Published July 15, 2016
Editorial by Charlotte Observer, July 13, 2016.
Democrat Roy Cooper rolled out his jobs plan Wednesday in Charlotte by underscoring the same theme he’s been hammering on the campaign trail – that Republican Gov. Pat McCrory’s “Carolina Comeback” has left blue-collar workers behind, especially in rural areas.
McCrory was having none of it. His campaign fired back with tweets and emails touting lower unemployment in every county since 2013, a revenue budget surplus of $425 million and one of the nation’s fastest-growing economies.
Which side is telling the whole story? Neither.
North Carolina’s economy isn’t as robust as Team McCrory would have you think, and it’s not as anemic as Team Cooper wants you to believe.

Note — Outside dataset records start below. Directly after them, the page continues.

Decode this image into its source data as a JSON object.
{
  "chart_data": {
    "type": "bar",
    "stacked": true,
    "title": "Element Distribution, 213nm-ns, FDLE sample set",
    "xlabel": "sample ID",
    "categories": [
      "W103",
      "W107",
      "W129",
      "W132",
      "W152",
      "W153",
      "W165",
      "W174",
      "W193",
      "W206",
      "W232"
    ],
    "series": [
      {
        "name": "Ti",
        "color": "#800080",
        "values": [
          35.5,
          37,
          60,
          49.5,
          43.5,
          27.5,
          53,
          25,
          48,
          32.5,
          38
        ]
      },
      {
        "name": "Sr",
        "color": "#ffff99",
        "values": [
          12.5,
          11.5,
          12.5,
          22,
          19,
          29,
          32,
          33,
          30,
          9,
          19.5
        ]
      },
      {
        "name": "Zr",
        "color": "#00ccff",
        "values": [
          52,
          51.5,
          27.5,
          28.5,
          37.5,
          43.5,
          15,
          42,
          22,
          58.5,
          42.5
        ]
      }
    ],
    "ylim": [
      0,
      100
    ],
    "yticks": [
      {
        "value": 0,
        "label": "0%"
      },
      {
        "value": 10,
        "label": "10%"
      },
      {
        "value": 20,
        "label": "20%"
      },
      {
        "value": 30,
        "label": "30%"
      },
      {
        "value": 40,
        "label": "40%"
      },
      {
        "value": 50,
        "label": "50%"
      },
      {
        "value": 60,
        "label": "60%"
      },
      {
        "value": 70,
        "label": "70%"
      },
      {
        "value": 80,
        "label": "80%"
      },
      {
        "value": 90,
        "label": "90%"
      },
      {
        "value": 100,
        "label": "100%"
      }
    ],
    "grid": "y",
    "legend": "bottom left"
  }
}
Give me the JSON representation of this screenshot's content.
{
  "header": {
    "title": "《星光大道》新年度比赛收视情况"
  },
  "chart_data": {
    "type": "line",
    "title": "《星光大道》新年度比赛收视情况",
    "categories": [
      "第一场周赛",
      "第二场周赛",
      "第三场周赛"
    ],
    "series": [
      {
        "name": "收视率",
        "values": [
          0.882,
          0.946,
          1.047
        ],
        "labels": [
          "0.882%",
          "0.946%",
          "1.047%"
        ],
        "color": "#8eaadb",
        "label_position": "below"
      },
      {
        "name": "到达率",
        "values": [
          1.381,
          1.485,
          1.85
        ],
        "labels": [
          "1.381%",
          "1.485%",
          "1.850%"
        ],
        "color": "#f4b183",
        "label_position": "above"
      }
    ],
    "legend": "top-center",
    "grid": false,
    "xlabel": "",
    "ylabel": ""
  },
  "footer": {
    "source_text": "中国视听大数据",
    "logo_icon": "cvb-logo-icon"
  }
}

First off, the state’s economy is indeed growing. As Politifact North Carolina has noted, McCrory’s “fastest growing economy since 2013” claim is true when you consider growth since then in the state’s gross domestic product – the total of all goods and services produced.
Employment and worker earnings per hour are both higher now than they were in 2010, when Republicans took control of the General Assembly following the Great Recession.

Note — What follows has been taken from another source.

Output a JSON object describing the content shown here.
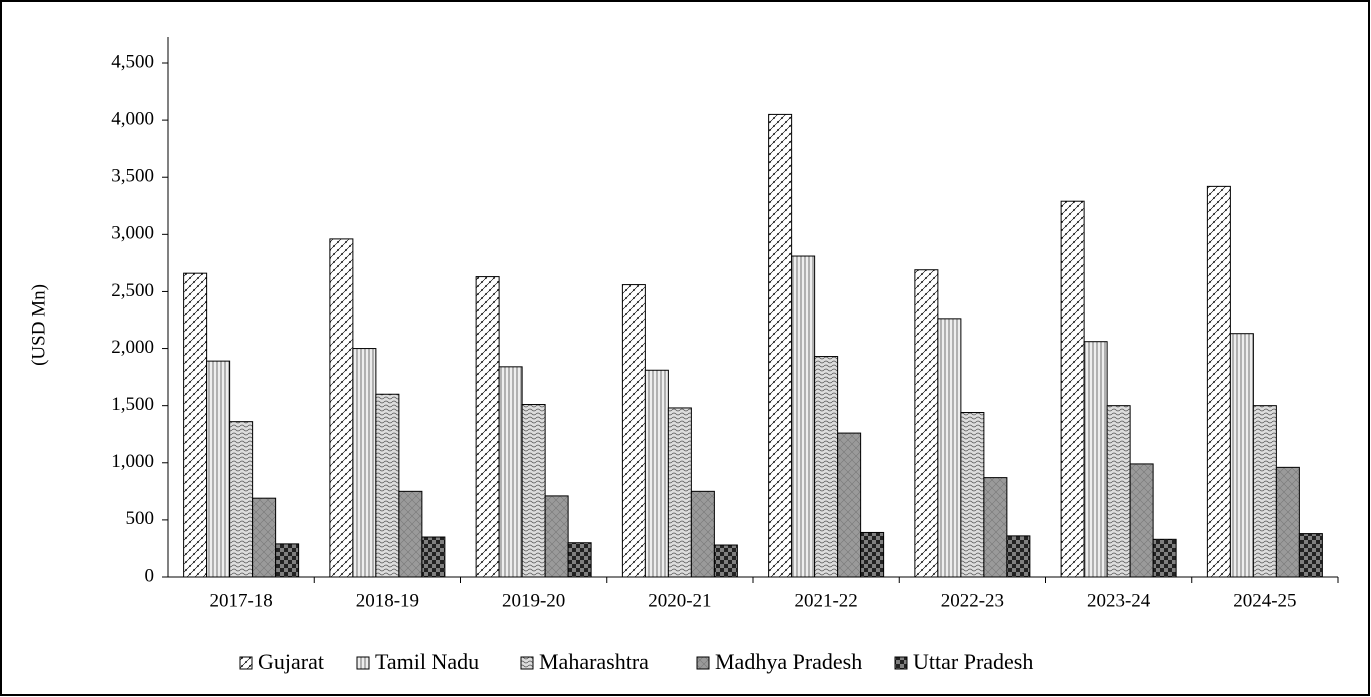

Wells Fargo economist Mark Vitner told the editorial board Wednesday that the state has been adding jobs at a faster rate than the nation and has seen stronger income growth.
And yet, the comeback has indeed left many behind.
Worker productivity, which economists link to pay and standard-of-living improvements, has been improving at a “historically modest pace,” N.C. State University economist Michael Walden said in a recent blog post.
He noted that this suggests “a chronic problem with a sizable number of working-age individuals in the state not having the skills necessary for the jobs being created.”
And even with unemployment falling, the number of N.C. residents who want to work but have given up on looking has remained at about the same level since 2010, when the uptick roughly began.
Our state’s problem isn’t solely about the party in power. It’s structural change in the national economy, which dictates terms to North Carolina’s economy. Our state remains relatively dependent on the recession-sensitive manufacturing sector, so we slingshot ahead when the national economy expands, and lag national averages during contractions.
Walden told the editorial board Wednesday that he calls that the “bouncy” quality of our state economy.
We’d also call it a prime reason why we need less political blame-gaming and more focus on retraining workers for the fast-changing digital economy. McCrory has spoken of that need, and Cooper made it a key plank in his jobs plan.
The General Assembly can help by boosting, not cutting, money for community colleges and universities.
Walden suspects the next recession might arrive in 2018, but hopes it will be modest compared with the Great Recession.
He’s keeping his fingers crossed. So are we.